As discussed in [Jorgensen2012], there is no analytical expression for \(\hat{p}\) or even its partial derivatives. Most literature suggests fixing \(p\) when maximizing the log-likelihood function.

Even when \(p\) is fixed, [Hu2005] reports that when \(|p|\) is large (say, above 10), there might be no solution for the first two equations in (6).

Hellinger Distance

To measure estimation errors, one good choice is the Hellinger distance between the true and estimated parameters.

Proposition. Let \((p_1, a_1, b_1)\) and \((p_2, a_2, b_2)\) be the parameters of two GIG distributions. The squared Hellinger distance between the two distributions is given by:

\[H_{GIG}^2(p_1, a_1, b_1 \| p_2, a_2, b_2) = 1 - \frac{(a_1/b_1)^{p_1/4} (a_2/b_2)^{p_2/4}} {\sqrt{K_{p_1}(\sqrt{a_1 b_1}) K_{p_2}(\sqrt{a_2 b_2})}} \frac{K_{\bar{p}}(\sqrt{\bar{a}\bar{b}})}{(\bar{a}/\bar{b})^{\bar{p}/2}},\]

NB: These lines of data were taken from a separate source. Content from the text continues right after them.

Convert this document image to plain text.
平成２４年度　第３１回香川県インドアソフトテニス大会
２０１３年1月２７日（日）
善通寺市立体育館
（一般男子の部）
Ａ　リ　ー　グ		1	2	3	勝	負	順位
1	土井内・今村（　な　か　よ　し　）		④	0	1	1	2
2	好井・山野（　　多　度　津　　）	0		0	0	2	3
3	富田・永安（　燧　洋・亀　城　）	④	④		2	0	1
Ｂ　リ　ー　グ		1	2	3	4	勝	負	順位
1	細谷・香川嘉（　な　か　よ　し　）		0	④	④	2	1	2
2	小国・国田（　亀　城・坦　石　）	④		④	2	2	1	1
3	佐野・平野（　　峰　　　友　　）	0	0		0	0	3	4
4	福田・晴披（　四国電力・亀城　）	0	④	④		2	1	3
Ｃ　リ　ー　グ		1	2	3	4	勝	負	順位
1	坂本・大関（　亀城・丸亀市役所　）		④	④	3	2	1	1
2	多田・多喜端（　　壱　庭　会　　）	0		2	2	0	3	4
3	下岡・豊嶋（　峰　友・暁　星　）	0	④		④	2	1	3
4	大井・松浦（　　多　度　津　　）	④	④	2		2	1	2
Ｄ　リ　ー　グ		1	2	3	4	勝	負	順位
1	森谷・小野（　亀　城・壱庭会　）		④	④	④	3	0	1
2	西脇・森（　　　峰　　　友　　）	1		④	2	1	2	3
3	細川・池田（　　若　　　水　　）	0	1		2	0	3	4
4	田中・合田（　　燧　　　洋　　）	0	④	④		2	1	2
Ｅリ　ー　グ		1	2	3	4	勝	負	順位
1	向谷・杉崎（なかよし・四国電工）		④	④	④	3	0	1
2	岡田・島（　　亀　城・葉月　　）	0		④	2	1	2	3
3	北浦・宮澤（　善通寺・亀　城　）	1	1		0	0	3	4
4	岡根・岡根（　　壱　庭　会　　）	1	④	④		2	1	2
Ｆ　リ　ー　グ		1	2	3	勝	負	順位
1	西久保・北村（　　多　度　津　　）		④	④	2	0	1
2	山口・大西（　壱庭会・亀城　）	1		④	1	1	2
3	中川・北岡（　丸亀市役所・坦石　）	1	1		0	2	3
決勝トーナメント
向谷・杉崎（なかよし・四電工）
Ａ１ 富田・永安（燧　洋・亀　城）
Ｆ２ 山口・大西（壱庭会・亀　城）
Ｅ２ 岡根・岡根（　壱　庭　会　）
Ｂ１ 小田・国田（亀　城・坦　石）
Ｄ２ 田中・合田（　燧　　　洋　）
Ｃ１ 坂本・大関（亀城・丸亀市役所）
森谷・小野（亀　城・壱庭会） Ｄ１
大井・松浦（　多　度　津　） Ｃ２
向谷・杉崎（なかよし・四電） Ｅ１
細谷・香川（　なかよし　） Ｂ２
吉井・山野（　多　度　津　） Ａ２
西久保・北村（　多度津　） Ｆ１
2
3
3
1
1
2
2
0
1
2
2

where \(\bar{p} = (p_1 + p_2)/2\), \(\bar{a} = (a_1 + a_2)/2\), and \(\bar{b} = (b_1 + b_2)/2\).

Special Cases

There are several important special cases of the GIG distribution:

Inverse Gaussian (IG): when \(p = -1/2\)
Gamma: when \(p > 0\) and \(b \to 0\), giving \(\text{Gamma}(p, a/2)\)
Inverse Gamma: when \(p < 0\) and \(a \to 0\), giving \(\text{InvGamma}(-p, b/2)\)

These special cases are implemented as separate classes in normix:

InverseGaussian
Gamma
InverseGamma

References

[Jorgensen2012]

Jørgensen, B. (2012). Statistical Properties of the Generalized Inverse Gaussian Distribution. Springer.